Vamos lá Irmão Jayme. Continua firme no José Eusébio?
Dele pouco sei, Irmão! Apenas que era professor, mas vou descobrir muito mais.
Um abraço
Luiz Sávio de Almeida
Um pequeno esclarecimento
O texto é uma coleção de pequenas notas sobre a história do
espiritismo em Alagoas – se elas são boas ou não, pouco me incomoda. É material
ainda em tratamento e continuará assim por, no mínimo, um ano, quando então me
animarei a colocar em livro. Pode ser considerado como Nota Prévia – e, como
todo texto, vai ser aceito ou rejeitado em parte ou no todo pelo leitor. Também
não me importa. O fundamental é que desperte o estudo da história dos espíritas,
algo bem mais colocado do que história do espiritismo. Não me interesso em
tirar conclusões, mas em levantar questões – e, realmente, fico esperando que
meus erros sejam férteis.
As razões de ter publicado as achegas dei no texto de
abertura e foi publicado no nº 144 do
nosso suplemento de O Dia.
O texto vai para Manoel Pinto de Mello Maia, mas vou
acrescentar Hugo Jobim. Não os conheci pessoalmente, o que é mais do que claro.

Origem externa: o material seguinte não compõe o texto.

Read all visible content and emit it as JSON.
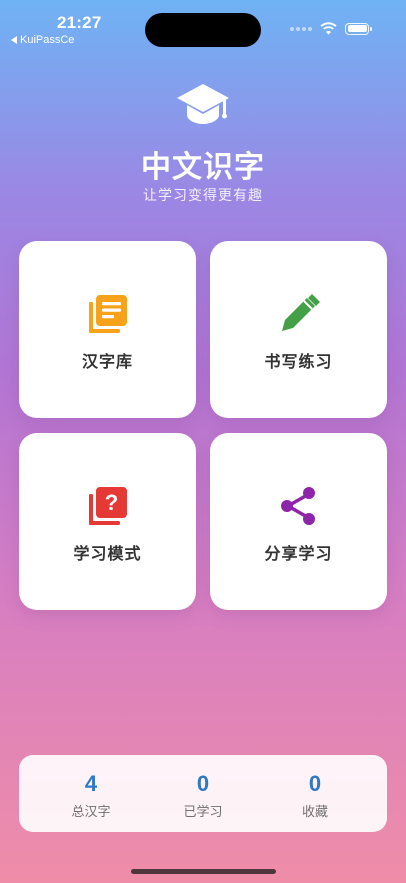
{
  "status_bar": {
    "time": "21:27",
    "back_app": "KuiPassCe"
  },
  "header": {
    "icon": "graduation-cap-icon",
    "title": "中文识字",
    "subtitle": "让学习变得更有趣"
  },
  "cards": [
    {
      "label": "汉字库",
      "icon": "book-stack-icon",
      "color": "#f7a21a"
    },
    {
      "label": "书写练习",
      "icon": "pencil-icon",
      "color": "#43a047"
    },
    {
      "label": "学习模式",
      "icon": "quiz-icon",
      "color": "#e53935"
    },
    {
      "label": "分享学习",
      "icon": "share-icon",
      "color": "#8e24aa"
    }
  ],
  "stats": [
    {
      "value": "4",
      "label": "总汉字"
    },
    {
      "value": "0",
      "label": "已学习"
    },
    {
      "value": "0",
      "label": "收藏"
    }
  ],
  "colors": {
    "stat_value": "#2f78c4",
    "gradient_top": "#6fb3f4",
    "gradient_bottom": "#ef8da8"
  }
}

Mas conheci e gostava demais do Irmão Jaime, a quem associei muito dos
primeiros e despojados espíritas de Alagoas e a quem muito projetei na figura
de Antônio Pombo.
Achegas: o espiritismo em Alagoas (II)
Luiz Sávio de Almeida
Para Manoel Pinto de Mello Maia,
Hugo Jobim, Antônio Pombo e ao grande amigo Irmão
Jaime
Um pouco sobre a intensidade das ações
Ao que tudo
indica, e ainda segundo o Lumen,
houve uma fase de ação, outra de arrefecimento e, finalmente, deu-se a reação
do movimento. A queda de intensidade ocorreu, como diz a análise publicada em Lumen, pela pressão contra as atividades
que deveriam ser realizadas para firmarem a presença do espiritismo. Diz o jornal com sua linguagem forte,
combatente, típica de quem estava ainda sob severa pressão:
Logo, velhos sebentos, sábios de
contrabando, teologistas de confrarias, beatos de todas as espécies, se
levantaram contra a seita nova, cobrindo-a de ridículos, de esconjuros e dos anátemas da bestice e da
ignorância humana.
Isto bastou para que cessasse de
repente o entusiasmo das investigações de então: ninguém se animava a investigar os fenômenos [...] O
meio era sobremodo atrasado, obscurecido pela influência nefasta de uma
filosofia penosa para o espírito da época.[i]
Então, ao
tempo dessa revisão histórica, os debates que se faziam encontravam o
espiritismo reposto em campo e em muito pesavam as atividades do Centro Espírita das Alagoas e depois Centro
Mello Maia, com a mola mestra de sustentação deste Centro, passando por Manoel Pinto de Mello Maia, conforme frisava a
análise que estamos a comentar:
“Por
este tempo surgiu a ideia da fundação do ‘Centro’ que ainda hoje mantemos,
graça principalmente aos esforços e ao zelo do nosso querido irmão Manoel Pinto
de Mello Maia.[ii]”
É nesse
contexto que surgem diversos nomes de militantes que deveriam ser lembrados,
justamente na fase em que a presença pública já se fazia com maior facilidade.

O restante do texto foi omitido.